Interdisciplinary Team Awarded $1.2M to Explore the Future of Risk Prediction in Fire Departments
The word “firefighter” likely brings to mind images of someone battling the flames of a burning building. But what about preparations leading up until that moment? What about the firefighter who visits a school to talk about fire safety or who visits the home of an elderly person to discuss fall prevention?
“The majority of their time is not spent putting out fires,” says Yunan Chen, associate professor of informatics in UC Irvine’s Donald Bren School of Information and Computer Sciences (ICS). “They’re actually doing more risk prevention work for the local community.”
Chen is part of an interdisciplinary team working to help fire departments better analyze data and apply prediction information technology (IT) for community risk reduction (CRR).
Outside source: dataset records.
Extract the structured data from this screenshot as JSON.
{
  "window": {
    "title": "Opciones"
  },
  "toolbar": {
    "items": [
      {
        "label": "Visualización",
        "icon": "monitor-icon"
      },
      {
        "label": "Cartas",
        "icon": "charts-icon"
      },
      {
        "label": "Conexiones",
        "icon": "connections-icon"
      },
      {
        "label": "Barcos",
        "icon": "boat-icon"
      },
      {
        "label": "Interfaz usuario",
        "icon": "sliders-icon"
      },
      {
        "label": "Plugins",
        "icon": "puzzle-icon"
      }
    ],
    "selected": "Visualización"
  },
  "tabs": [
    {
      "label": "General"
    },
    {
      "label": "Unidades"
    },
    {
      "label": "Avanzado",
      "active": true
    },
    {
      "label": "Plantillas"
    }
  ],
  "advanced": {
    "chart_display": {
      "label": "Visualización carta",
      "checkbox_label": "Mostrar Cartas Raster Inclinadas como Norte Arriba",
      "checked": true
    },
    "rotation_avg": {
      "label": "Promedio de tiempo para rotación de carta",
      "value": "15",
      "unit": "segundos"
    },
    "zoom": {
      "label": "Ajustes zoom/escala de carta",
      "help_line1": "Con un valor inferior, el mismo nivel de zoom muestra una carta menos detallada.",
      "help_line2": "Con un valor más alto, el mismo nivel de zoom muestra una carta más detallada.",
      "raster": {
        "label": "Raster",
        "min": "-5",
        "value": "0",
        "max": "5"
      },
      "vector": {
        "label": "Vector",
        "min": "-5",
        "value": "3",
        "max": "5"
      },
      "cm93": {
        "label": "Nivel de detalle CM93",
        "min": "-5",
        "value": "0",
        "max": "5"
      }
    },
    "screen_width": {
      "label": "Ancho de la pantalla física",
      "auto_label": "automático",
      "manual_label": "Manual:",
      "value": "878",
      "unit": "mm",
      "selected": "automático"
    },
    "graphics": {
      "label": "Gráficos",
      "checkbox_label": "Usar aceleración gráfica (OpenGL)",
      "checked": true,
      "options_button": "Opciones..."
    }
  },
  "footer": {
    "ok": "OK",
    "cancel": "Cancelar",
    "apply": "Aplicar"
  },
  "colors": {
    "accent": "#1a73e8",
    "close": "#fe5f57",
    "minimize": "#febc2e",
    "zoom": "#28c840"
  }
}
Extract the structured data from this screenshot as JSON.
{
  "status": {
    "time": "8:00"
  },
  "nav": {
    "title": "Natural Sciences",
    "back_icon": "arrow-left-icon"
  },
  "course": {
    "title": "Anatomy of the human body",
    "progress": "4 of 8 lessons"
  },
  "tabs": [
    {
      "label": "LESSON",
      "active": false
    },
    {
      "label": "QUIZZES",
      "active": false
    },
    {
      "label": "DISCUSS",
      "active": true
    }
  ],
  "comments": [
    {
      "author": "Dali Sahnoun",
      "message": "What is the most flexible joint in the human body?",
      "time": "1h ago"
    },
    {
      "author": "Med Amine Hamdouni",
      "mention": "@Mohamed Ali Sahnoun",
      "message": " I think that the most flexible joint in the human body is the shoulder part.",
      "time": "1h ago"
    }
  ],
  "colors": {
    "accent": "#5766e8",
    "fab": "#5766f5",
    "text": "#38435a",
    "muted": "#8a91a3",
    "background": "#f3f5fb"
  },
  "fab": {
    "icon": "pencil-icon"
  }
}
The work is being supported through a $1.2 million National Science Foundation grant, “Understanding the Present and Designing the Future of Risk Prediction IT in Fire Departments.” Chen is collaborating on the NSF Human-Centered Computing grant with her colleague, Melissa Mazmanian, Chancellor’s Fellow and chair of the Informatics Department; Mauricio Mejía and Kathleen Pine of Arizona State University; and Myeong Lee of George Mason University.
The three-year project began in September 2022 with ethnographic research of fire departments and their daily work practices. This will lay the foundation for the future design and development of new data-driven risk prediction principles and management (DDRPM) tools. Such tools can aid fire departments in anticipating and managing a variety of community risks, including those related to medical, fire and safety emergencies.
Community Risk Reduction
As outlined in the grant abstract, CRR is a paradigm that seeks to use DDRPM tools to mitigate risks before they lead to emergencies. Analyzing data such as past weather and wind patterns or 911 calls could help fire departments predict future trends and better prepare for — and possible prevent — emergencies.
Yet the researchers stress in the grant that “understanding the intersection of sociotechnical work practices for handling risks and the design of data-driven computational tools requires fundamental human-centered computing research.” The team is thus taking a three-phased approach: documenting current practices in three fire departments through ethnographic research, codesigning speculative DDRPM prototypes with study participants, and evaluating the prototypes and their impact on visions of technologically supported community risk work for the fire service.
Ethnographic Research
Mazmanian, Yunan and informatics Ph.D. student Rachel Warren have started with an empirical exploration of community-oriented risk work performed by fire personnel, as well as any associated data work. Working with fire departments in California, Arizona and Virginia, they are mapping out current communication and resource allocation processes and identifying the various information repositories and IT systems in use.
“Who’s collecting the data? Who’s analyzing the data? Who’s building the models to make the predictions?” asks Chen. “And what is the relationship between human agency and technological-mediated agency?” They are also examining collaborative processes, looking at how data sharing works with local hospitals, transportation and police departments, and elder care centers. These are all critical questions to ask as fire departments move to more data-driven practices, particularly given the problematic implementation of predictive technology in other areas.
“There’s a lot of scholarship suggesting the problematic applications of predictive analytics and the ways in which the inevitable biases of these algorithms — usually trained with past data [with] systemic bias in it — perpetuate and also can intensify issues,” says Mazmanian. Concerns with predictive healthcare and policing applications, for example, have already been documented. However, this is still a fairly new practice for fire departments, which are only in the initial stages of exploring how data analytics will transform their work. “So, it’s a great time to intervene to better understand what’s being built,” says Mazmanian, “and to potentially have a design intervention.”
Looking to the Future
Once the team has a solid understanding of current practices, the goal is to continue working closely with stakeholders to codesign a software prototype that would improve information workflow and analytics, helping fire departments set priorities and allocate resources without overburdening users.
“We’re hoping that, in the process, people actually embrace this future risk prediction technology,” says Chen. “We’re going to use a practice called speculative design, where you speculate what the future could be to help the fire department understand the potential work practice transformation.” In addition to applying new software, this could involve hiring additional people and reconfiguring workflows, but it depends on the department size and funding. Not every department can create a data science team to curate, analyze and communicate the data. “There are fire departments in large cities and smaller countryside towns. Every place is different, so how do we account for that?” asks Chen. The team will address this and other challenges using their novel human-centered approach centered around participatory and speculative design.
“It’s a new project that we’re really excited to be getting off the ground,” says Mazmanian. “We see predictive analytics as holding this promise for better deployment of services.”